How 'A Beautiful Day' stacks up financially against Pittsburgh-filmed movies
It’s the anti 21st-century movie. The story moves along deliberately with plenty of pregnant pauses in the dialogue. And while there is conflict at the heart of the story, the resolution is reached through a calm and carefully considered process fostered by the film’s hero, Fred Rogers.
“A Beautiful Day in the Neighborhood,” in other words, is not typical multiplex movie fare in this age of action cinema.
It opened nationally against blockbusters like “Frozen 2” and “Knives Out.” Despite such formidable obstacles, Forbes Magazine reported that the story of what happens to a cynical magazine writer after he interviews Mister Rogers made $35.7 million in its first 10 days in theaters. The movie took in $17.3 million of that over Thanksgiving weekend.

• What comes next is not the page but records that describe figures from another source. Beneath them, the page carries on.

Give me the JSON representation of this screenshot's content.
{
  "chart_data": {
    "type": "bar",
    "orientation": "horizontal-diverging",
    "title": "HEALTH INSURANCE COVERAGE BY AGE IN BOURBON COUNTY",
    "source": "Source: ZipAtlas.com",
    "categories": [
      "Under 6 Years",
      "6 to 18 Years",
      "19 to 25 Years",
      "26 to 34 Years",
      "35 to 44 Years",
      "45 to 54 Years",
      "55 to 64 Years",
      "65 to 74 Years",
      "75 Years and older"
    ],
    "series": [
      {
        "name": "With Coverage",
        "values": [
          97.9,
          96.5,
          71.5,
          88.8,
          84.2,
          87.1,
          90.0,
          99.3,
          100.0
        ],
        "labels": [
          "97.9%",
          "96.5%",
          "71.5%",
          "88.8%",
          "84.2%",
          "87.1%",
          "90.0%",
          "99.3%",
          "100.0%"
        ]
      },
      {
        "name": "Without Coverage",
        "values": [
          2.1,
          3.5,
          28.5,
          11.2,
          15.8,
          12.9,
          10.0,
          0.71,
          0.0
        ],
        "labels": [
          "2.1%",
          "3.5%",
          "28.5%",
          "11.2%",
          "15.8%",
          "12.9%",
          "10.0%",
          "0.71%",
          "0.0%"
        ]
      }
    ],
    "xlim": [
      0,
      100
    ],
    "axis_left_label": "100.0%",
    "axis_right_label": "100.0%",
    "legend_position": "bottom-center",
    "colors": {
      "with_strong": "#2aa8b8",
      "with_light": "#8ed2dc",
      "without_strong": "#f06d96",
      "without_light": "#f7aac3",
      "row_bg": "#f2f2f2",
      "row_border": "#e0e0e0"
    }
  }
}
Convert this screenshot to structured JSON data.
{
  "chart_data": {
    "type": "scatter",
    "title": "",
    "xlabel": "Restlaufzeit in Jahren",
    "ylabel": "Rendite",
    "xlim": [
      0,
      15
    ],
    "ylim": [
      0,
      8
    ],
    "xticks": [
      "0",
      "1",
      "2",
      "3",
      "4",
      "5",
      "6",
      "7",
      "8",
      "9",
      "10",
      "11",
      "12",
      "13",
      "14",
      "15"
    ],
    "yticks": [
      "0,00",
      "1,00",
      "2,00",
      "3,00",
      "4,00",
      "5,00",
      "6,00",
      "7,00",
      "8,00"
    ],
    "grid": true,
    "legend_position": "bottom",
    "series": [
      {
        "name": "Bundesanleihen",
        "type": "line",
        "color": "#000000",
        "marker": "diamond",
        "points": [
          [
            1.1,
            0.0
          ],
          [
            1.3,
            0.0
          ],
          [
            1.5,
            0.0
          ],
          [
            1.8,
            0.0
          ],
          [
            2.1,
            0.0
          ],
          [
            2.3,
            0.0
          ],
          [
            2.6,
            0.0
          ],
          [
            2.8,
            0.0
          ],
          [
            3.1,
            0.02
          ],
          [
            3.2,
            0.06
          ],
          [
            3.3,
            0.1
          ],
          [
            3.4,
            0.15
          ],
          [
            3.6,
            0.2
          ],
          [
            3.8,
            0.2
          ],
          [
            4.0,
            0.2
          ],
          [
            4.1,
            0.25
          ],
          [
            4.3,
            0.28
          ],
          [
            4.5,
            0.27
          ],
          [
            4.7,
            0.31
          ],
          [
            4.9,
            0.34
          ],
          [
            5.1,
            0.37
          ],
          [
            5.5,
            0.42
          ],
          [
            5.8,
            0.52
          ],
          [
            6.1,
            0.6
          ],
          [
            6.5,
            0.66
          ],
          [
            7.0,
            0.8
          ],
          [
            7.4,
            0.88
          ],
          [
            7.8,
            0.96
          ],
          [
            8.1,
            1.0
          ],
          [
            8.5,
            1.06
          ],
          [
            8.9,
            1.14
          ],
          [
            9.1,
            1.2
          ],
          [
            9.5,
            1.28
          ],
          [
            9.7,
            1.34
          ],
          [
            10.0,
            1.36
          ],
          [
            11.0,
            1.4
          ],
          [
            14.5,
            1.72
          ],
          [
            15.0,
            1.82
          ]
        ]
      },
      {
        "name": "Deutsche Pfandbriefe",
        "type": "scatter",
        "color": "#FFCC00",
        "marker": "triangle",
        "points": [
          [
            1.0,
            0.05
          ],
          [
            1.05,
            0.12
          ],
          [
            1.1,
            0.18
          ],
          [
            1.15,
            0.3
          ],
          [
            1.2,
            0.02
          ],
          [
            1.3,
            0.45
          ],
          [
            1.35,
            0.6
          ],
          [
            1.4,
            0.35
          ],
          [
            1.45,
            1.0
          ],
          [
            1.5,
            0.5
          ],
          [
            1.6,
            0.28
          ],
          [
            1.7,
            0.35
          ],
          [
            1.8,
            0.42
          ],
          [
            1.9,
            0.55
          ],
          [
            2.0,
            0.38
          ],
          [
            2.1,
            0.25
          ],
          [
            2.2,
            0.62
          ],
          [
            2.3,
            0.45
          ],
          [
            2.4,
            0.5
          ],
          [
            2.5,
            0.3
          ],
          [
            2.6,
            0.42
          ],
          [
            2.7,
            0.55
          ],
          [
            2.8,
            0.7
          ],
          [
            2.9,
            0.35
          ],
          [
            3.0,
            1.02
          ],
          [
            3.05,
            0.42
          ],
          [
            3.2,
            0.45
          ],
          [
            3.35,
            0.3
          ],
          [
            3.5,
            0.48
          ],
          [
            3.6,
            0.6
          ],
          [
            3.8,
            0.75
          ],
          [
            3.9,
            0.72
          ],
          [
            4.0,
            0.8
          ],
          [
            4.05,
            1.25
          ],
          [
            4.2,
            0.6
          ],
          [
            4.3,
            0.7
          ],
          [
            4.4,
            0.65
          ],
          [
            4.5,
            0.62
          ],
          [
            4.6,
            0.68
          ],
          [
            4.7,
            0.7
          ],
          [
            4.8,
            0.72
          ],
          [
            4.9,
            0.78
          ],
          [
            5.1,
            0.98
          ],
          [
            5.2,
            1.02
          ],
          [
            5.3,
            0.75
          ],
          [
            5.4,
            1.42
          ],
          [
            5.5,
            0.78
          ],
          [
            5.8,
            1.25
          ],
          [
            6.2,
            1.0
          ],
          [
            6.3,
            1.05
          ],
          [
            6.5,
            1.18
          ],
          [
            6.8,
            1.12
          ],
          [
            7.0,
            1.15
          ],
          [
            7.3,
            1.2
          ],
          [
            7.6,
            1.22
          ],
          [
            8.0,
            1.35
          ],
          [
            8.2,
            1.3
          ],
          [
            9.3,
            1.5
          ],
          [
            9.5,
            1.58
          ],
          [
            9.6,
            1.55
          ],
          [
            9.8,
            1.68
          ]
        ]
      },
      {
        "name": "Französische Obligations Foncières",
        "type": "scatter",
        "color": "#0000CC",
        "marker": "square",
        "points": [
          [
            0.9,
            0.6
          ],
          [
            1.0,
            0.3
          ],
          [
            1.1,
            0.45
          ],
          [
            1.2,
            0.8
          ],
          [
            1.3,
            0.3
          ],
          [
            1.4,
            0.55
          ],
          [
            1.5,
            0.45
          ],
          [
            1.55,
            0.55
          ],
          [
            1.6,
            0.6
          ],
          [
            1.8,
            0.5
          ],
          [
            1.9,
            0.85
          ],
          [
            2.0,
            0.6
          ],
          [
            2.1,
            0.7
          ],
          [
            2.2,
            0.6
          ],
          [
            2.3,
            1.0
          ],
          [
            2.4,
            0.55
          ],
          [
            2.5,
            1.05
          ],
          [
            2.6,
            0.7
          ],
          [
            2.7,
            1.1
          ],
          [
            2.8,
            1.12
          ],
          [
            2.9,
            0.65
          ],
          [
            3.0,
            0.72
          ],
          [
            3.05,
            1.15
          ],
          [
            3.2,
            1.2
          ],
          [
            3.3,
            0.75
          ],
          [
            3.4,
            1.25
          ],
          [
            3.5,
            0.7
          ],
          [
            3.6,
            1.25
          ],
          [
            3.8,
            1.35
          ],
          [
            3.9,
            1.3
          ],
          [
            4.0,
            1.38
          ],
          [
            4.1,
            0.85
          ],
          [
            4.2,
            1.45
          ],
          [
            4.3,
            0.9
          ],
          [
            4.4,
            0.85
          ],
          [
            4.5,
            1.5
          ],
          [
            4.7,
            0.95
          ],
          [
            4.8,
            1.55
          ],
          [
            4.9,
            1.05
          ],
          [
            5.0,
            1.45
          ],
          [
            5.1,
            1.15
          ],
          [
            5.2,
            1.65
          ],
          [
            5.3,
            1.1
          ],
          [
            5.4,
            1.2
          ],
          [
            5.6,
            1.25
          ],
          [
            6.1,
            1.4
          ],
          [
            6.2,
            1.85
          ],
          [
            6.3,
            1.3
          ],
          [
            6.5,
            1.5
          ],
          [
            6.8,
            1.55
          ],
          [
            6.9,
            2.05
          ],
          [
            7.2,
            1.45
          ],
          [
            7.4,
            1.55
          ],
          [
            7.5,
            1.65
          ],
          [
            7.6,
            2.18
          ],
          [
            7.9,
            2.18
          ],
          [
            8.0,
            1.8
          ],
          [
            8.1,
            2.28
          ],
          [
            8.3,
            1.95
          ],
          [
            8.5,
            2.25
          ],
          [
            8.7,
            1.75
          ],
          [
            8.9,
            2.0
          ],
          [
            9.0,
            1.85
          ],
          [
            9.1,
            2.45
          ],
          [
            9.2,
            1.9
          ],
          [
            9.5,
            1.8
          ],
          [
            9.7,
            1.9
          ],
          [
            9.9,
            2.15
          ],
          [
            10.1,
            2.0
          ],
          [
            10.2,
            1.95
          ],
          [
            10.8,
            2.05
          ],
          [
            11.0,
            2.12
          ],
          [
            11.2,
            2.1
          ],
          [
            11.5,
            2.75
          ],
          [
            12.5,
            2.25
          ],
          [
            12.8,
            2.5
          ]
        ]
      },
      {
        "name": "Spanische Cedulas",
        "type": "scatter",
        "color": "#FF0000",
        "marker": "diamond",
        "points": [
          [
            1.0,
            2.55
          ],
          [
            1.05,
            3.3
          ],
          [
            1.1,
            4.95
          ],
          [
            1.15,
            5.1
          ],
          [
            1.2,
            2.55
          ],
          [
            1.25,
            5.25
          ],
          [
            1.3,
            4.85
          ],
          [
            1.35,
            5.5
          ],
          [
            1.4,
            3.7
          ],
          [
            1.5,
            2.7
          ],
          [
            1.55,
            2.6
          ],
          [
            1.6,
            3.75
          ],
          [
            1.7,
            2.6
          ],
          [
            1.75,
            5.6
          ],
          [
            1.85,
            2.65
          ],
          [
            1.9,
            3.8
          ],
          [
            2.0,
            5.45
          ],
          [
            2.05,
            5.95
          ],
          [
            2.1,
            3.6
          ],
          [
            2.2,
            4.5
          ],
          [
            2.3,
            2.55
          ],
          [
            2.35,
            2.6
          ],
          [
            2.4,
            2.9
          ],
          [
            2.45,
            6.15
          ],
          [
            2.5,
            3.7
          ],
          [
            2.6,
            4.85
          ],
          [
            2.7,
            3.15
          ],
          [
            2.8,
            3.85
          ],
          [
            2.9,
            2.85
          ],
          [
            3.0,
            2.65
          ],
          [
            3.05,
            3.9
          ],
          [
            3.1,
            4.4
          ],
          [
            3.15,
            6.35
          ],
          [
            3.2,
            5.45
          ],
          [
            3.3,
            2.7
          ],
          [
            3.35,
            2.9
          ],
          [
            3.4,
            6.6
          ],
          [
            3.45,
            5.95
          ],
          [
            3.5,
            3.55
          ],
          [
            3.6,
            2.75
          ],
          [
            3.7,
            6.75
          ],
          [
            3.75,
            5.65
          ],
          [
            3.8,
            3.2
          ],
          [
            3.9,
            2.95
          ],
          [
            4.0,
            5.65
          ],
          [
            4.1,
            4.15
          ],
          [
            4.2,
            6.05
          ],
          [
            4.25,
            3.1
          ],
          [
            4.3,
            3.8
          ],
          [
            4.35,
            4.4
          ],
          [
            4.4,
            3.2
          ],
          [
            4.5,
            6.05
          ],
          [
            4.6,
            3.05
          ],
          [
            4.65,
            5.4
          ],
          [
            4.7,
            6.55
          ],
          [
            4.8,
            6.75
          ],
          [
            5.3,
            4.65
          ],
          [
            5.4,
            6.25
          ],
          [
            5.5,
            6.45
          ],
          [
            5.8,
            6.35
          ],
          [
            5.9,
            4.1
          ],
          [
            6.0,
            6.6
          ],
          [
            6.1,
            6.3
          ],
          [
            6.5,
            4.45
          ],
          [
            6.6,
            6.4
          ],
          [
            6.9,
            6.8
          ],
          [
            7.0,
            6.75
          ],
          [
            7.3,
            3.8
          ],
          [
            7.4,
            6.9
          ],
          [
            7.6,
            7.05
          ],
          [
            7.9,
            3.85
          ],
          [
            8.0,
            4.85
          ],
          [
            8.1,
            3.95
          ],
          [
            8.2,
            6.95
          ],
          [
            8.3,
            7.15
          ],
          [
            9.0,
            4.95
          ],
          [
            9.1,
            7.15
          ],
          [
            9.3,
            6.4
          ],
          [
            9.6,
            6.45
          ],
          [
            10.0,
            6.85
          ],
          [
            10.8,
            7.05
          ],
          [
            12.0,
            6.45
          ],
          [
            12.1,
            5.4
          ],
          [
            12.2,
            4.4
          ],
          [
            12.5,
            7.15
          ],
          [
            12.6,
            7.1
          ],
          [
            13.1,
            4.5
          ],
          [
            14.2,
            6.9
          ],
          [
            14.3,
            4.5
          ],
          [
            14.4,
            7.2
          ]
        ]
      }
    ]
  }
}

Here is how the opening weekend of “A Beautiful Day” compares with five other movies filmed at least partially in Pittsburgh since 2010:
- “The Dark Knight Rises” (2012) $161 million
- “The Perks of Being a Wallflower” (2012) $228,000
- “Jack Reacher” (2012) $15 million
- “Foxcatcher” (2014) $271,000
- “Concussion” (2015) $49 million
It remains to be seen whether “A Beautiful Day,” starring Tom Hanks as Fred Rogers and Matthew Rhys as writer Lloyd Vogel, has the legs to carry it through a successful December holiday stretch.
But the film has been receiving favorable reviews from critics and moviegoers and should be generating Oscar buzz, particularly for Hanks, a two-time Academy Award winner who seems a good bet to receive another best actor nomination.